Den Brandenburgern gefiel natürlich auch diese Wahl nicht und die Kriegshandlungen gingen weiter. Schließlich mischte sich auch Dietrich von Landsberg, Schwager der Brandenburger Markgrafen, auf deren Seite in die Kämpfe ein und eroberte unter anderem die Burg Giebichenstein.

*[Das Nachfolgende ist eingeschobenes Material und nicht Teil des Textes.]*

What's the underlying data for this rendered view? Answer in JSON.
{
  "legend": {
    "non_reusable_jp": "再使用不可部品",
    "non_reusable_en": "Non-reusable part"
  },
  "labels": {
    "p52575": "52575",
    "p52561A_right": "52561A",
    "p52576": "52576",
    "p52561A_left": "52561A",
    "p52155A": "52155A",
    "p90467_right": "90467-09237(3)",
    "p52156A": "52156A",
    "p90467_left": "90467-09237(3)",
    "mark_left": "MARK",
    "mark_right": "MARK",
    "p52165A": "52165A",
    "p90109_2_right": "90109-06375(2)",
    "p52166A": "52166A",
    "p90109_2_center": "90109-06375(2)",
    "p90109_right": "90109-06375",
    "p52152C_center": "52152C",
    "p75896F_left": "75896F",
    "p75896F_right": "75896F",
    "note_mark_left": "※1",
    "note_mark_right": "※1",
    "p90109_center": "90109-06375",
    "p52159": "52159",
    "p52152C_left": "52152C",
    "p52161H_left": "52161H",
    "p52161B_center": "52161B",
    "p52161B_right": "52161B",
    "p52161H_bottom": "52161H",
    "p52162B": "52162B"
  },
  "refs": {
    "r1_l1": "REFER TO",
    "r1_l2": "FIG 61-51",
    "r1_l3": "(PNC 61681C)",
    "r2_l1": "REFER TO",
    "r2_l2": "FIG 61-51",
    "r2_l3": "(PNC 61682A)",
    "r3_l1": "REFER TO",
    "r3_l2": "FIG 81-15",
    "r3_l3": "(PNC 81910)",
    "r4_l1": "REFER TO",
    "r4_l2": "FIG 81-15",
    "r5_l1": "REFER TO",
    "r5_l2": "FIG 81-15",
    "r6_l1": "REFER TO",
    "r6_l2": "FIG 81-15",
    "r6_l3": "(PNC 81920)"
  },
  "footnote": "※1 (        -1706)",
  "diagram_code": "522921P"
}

Die Burg Giebichenstein stellte eine der Residenzburgen der Erzbischöfe von Magdeburg dar. So blieb Erzbischof Bernhard nichts anderes übrig, als die Burg wieder an das Erzstift zu bringen. Zu diesem Zweck borgte er sich von der Stadt Halle 250 Marck Silber und gab dafür das Münzrecht, die Zölle und Wegegelder zum Pfand. Mit den 250 Marck Silber kaufte er von Markgraf Dietrich von Landsberg die Burg Giebichenstein zurück.

Übrigens trat auch Erzbischof Bernhard bald danach von seinem Amt zurück und endlich bekamen die Brandenburger ihren Willen und Erich wurde im Jahre 1283 als Erzbischof von Magdeburg eingesetzt.